Configure the primary instance with high availability and add multiple read pool instances. Direct read traffic to the read pool.

Why: AlloyDB high availability provides the 99.99% SLA. Read pool instances are designed for horizontal read scaling, offloading traffic from the primary instance to dedicated read-optimized nodes.

A latency-sensitive Cloud SQL instance with SSD storage has insufficient I/O performance.

Increase the provisioned storage size of the instance.

Why: In Cloud SQL, both read and write IOPS scale linearly with the amount of provisioned persistent disk storage. Increasing the disk size is the direct way to increase the available IOPS.

Need to deploy a risky schema change to a critical Cloud SQL database with a rapid rollback capability.

Create a read replica of the production (blue) instance. Promote the replica to a standalone instance (green), apply and validate the schema changes. Then, redirect application traffic to the green instance. Keep blue running for rollback.

Why: This pattern allows for full testing of changes on a production-scale copy of the data without impacting the live system. Traffic can be switched instantly, and rollback is as simple as pointing traffic back to the blue instance.

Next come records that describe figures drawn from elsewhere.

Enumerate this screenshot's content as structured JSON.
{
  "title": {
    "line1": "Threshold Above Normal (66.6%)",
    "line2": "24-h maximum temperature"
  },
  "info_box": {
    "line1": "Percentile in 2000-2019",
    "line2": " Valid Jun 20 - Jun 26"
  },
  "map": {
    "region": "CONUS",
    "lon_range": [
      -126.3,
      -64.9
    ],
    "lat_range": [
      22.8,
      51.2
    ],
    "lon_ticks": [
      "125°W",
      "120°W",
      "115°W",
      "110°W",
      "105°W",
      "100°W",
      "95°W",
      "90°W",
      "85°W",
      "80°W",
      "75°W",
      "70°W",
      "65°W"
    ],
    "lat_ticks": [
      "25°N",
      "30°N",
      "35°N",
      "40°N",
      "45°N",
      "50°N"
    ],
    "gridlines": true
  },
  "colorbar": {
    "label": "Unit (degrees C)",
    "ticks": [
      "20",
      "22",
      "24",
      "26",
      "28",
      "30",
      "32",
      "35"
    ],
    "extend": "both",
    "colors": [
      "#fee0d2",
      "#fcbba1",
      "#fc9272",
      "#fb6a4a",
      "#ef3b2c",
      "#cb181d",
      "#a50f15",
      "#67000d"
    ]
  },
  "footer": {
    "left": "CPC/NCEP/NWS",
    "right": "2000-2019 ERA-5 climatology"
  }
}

Need to test a database disaster recovery plan quarterly without affecting the production environment.

Create a temporary test instance by restoring from a recent production backup. Execute the documented DR procedures against this test instance, including simulated failover and application reconnection tests.

Why: Testing on a restored backup provides a realistic environment to validate RTO/RPO and recovery procedures without the risk of causing a production outage.

A Cloud Run service needs to connect to a Cloud SQL instance securely without traffic traversing the public internet.

Configure Cloud SQL with a private IP. Create a Serverless VPC Access connector in the same VPC and configure the Cloud Run service to route traffic through it.

Why: This is the standard, secure pattern for connecting serverless compute to VPC-native resources. The connector bridges the serverless environment and your VPC, keeping all traffic on Google's private network.

Adding a new, non-nullable column to a massive, actively-written Cloud Spanner table without downtime.

1. Add the column as nullable. 2. Update application code to write to the new column. 3. Backfill existing rows in batches using Dataflow. 4. After backfill, alter the column to be NOT NULL.

Why: This multi-step process is the standard online schema change pattern for large tables. It avoids locking the table for a long duration or causing a massive, performance-impacting backfill operation in a single transaction.